Rappers had been growing their art for years before this so-called “first rap song” appeared. MCs were tight when they heard it, not just because the lyrics were lightweight, but because the MCs on the record were considered to be wack no-names. Whole chunks of the song were completely bitten: Big Bank Hank not only stole Grandmaster Caz’s lyrics for his part in the song, he didn’t even bother to change the part where he spells out his name:
Check it out I’m the c-a-s-a-n the –o-v-a …

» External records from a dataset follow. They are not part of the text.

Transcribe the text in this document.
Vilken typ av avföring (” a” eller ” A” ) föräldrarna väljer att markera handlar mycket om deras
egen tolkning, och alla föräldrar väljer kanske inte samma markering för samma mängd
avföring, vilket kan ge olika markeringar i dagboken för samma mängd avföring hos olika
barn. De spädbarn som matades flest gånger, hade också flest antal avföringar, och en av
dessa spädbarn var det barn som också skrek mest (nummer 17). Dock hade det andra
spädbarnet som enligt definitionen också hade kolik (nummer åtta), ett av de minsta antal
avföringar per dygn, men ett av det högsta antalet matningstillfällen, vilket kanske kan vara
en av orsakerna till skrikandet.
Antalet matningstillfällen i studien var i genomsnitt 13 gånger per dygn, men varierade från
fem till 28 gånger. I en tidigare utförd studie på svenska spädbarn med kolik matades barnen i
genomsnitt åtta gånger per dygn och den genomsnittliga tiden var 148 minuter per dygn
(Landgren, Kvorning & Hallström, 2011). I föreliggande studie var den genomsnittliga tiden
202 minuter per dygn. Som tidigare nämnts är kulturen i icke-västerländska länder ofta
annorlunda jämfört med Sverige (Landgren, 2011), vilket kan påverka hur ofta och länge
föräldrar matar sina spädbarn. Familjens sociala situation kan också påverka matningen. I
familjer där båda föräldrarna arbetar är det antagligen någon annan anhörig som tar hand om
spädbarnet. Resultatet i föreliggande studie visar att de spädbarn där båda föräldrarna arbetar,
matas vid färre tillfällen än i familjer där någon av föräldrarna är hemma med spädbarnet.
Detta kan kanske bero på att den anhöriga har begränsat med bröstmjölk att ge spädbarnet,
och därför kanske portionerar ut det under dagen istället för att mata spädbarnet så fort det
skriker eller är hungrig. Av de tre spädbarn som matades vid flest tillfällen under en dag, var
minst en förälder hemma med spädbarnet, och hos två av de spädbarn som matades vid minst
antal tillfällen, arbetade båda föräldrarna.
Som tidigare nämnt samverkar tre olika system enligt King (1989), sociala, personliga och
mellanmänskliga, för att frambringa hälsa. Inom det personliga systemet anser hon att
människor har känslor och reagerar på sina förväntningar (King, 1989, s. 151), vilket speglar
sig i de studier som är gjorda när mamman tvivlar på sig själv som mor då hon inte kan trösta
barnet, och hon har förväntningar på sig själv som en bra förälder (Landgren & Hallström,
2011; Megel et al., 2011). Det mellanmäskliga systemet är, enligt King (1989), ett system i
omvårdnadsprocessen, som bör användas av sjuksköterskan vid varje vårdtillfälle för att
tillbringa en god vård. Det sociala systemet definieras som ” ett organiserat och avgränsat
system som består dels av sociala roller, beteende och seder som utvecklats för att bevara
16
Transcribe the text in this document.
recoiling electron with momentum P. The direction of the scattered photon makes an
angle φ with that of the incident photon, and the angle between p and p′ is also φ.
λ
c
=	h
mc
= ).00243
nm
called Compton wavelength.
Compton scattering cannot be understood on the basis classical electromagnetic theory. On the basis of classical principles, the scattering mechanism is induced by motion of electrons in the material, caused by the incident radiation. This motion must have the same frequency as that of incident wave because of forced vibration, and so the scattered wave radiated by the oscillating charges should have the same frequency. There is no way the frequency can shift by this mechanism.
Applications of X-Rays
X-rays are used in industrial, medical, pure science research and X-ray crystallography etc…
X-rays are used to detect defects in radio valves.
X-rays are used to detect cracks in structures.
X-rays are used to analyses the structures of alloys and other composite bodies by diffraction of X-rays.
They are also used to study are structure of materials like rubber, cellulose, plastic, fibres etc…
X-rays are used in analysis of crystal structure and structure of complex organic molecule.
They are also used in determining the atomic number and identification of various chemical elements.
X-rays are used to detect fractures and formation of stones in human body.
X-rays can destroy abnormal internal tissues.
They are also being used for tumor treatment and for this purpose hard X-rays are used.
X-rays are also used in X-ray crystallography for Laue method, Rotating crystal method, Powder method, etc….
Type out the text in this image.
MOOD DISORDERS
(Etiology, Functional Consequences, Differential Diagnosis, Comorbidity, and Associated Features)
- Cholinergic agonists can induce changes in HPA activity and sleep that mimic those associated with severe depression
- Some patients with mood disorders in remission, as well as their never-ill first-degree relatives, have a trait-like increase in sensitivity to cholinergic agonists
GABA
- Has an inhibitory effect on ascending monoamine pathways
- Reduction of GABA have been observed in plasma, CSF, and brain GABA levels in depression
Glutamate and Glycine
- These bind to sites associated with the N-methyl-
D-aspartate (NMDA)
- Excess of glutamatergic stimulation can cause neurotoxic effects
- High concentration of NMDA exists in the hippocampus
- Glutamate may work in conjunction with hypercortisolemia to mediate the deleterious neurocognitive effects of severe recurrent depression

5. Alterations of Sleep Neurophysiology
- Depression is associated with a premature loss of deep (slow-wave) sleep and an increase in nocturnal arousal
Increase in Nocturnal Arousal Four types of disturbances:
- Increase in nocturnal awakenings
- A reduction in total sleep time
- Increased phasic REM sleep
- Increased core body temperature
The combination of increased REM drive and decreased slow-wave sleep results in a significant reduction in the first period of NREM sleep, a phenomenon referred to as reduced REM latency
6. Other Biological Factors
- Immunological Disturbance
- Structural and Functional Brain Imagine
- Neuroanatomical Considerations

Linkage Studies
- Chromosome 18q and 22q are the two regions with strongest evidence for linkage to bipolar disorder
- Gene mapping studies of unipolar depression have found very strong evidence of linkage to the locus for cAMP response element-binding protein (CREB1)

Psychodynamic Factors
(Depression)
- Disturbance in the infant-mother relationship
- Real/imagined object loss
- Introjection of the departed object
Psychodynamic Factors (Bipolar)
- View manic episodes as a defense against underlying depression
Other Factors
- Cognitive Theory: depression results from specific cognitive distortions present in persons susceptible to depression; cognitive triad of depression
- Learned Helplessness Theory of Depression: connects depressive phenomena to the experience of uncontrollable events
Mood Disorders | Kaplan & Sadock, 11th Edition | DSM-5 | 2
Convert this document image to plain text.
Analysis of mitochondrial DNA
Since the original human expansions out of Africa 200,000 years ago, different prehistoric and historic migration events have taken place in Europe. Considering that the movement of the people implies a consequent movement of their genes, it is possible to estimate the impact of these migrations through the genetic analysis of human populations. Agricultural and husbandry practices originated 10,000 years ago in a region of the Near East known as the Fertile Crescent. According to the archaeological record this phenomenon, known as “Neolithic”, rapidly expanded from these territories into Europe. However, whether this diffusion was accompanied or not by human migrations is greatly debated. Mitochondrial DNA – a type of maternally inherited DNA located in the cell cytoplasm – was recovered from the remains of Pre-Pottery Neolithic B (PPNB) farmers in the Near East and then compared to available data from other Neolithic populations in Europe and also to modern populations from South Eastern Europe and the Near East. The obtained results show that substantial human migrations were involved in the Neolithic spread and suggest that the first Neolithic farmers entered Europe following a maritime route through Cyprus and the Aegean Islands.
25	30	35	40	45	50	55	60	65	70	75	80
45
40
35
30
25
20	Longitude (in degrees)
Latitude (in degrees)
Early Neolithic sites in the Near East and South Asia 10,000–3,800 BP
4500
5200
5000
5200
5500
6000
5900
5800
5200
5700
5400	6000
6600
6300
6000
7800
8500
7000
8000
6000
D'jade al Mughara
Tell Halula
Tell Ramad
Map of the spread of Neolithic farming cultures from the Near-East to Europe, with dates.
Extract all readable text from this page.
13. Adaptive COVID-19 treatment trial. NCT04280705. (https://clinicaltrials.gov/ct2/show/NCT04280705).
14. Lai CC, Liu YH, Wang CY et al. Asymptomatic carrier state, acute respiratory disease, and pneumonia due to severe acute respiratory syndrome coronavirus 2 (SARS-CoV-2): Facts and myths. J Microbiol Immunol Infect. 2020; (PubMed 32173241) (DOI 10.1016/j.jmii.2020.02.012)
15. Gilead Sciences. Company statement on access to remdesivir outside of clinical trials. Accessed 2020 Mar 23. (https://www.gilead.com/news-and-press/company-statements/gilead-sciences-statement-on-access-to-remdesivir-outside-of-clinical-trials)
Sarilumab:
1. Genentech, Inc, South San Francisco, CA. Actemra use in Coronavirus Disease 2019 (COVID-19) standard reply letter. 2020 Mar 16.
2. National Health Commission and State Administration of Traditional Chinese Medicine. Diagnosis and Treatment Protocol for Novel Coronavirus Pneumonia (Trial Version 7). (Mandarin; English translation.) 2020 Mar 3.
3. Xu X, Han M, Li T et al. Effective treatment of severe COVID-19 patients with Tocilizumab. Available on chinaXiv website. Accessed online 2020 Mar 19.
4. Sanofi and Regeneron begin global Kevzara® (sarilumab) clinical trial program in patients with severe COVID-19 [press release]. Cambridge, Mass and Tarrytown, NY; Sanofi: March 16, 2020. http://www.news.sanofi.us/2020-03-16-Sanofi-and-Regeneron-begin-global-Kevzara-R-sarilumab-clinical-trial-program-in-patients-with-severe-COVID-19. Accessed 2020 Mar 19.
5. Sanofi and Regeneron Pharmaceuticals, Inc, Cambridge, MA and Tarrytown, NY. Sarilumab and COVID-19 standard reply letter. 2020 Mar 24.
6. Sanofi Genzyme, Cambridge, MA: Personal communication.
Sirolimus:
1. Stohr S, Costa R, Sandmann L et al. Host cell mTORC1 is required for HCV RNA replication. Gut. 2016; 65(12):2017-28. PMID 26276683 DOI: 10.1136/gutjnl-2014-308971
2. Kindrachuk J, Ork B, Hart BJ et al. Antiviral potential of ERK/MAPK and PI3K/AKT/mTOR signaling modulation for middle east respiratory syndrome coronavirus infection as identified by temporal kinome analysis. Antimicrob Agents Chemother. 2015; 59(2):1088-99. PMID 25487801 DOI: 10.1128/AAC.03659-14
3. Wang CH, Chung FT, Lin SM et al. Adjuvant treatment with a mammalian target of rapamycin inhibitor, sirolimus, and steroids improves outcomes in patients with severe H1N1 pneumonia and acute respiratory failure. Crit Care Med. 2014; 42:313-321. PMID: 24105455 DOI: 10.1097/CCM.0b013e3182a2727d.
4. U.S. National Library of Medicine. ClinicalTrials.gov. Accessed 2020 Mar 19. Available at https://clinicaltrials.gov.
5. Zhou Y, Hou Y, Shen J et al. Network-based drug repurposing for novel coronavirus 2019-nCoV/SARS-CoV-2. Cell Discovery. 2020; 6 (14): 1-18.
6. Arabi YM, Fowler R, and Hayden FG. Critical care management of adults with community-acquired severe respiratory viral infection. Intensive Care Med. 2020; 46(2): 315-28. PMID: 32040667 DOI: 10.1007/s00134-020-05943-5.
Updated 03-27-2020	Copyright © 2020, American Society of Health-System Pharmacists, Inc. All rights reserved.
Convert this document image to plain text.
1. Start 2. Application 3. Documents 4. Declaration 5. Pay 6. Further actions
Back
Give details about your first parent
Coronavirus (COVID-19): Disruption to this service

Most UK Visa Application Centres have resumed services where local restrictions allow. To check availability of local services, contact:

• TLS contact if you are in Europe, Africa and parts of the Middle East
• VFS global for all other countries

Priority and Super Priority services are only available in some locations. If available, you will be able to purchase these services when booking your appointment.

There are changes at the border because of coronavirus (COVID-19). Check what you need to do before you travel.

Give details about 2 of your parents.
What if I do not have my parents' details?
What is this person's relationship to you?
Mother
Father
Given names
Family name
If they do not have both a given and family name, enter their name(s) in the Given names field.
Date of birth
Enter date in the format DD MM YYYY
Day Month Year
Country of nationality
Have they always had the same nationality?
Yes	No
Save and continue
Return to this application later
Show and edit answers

But it was a major hit and it created the first real crossroads in the story of hip-hop. Some rappers got angry about the commercializing of their culture. Other people saw it as an opportunity: If a group like the Sugar Hill Gang could have a hit, then that meant that there was a real audience out there for hip-hop. Russell Simmons was in a club with some of the pioneers of hip-hop when he first heard “Rapper’s Delight” and, like them, was surprised that the first hip-hop hit came from a group of outsiders. But he did his homework on it and went gold with Kurtis Blow, formed Run-DMC, managed the Fat Boys and Whodini, and launched Def Jam, dominating hip-hop for the next two decades. A lot of other people in that room that night never got paid for the art form they helped invent and are still nursing a grudge against the people who did.